BinaryFinal = pd.DataFrame(columns=['clusterName', 'Binary_Genes'])
BinaryFinal['clusterName'] =  clusters2Genes["clusterName"]
BinaryFinal['Binary_Genes'] = clusters2Genes["Gene"]
BinaryFinal.to_csv('BinaryFinal.csv')

It seems that in this line of code:

clusters2Genes["clusterName"] = Binary_score_store_DF["clusterName"]

the column name in the Binary_score_store dataframe was incorrect

And in this line of code:

GroupedBinarylist = clusters2Genes.groupby('clusterName').apply(lambda x: x['Gene'].unique())

the clusters are already grouped together and all the gene names are already unique??

Couldn't get around the last problem so ended up just commenting out those lines of code and now I am not sure if my output files are what they should be. Any advice would be greatly appreciated!

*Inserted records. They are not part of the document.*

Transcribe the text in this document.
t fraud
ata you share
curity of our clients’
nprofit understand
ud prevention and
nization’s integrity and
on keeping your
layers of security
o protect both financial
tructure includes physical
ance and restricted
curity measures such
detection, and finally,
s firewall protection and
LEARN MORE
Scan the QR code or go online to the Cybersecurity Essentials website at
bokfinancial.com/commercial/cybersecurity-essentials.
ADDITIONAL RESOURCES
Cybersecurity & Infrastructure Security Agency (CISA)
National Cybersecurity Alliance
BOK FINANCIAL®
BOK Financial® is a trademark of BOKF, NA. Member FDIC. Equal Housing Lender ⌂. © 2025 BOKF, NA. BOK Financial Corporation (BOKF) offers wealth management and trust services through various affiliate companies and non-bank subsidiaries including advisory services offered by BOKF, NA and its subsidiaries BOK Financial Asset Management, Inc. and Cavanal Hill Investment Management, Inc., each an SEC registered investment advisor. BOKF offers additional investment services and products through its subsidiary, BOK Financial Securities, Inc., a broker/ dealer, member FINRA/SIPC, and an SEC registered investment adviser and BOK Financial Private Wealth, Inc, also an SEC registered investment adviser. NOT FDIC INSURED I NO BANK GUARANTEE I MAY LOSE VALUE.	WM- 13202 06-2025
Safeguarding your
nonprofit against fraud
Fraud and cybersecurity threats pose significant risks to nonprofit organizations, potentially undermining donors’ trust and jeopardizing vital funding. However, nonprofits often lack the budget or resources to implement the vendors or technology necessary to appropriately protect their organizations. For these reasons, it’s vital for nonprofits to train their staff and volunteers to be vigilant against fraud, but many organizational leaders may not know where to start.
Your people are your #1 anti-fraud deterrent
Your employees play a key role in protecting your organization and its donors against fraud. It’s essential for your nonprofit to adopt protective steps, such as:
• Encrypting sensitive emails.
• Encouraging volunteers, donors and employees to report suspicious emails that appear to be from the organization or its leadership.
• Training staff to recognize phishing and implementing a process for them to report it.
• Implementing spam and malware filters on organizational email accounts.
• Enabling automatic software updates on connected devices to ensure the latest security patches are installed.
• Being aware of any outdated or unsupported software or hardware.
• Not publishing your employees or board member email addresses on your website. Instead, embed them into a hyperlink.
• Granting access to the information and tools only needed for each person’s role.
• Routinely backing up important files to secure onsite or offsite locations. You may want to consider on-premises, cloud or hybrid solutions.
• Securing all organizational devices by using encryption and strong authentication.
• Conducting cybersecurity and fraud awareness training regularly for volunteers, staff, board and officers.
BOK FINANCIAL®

adRn-s commented 2 years ago

Hi there, I was just trying to test NS-Forest 3.0 on a Seurat dataset I have. Sadly, I got at least 2 of the very same errors, and applied your fixes. They worked ok... so, thanks for posting! But afterwards I got another different error (key 'cells' not found). I'm not so patience as to fix it... Anyway, I just wanted to comment on this... for the record.

ChristinaSteyn commented 2 years ago

Thanks, really appreciate hearing that someone else had the same problems and it is not just me!

yunzhang813 commented 1 month ago

Thanks of the ticket. Code refactored in v4.0.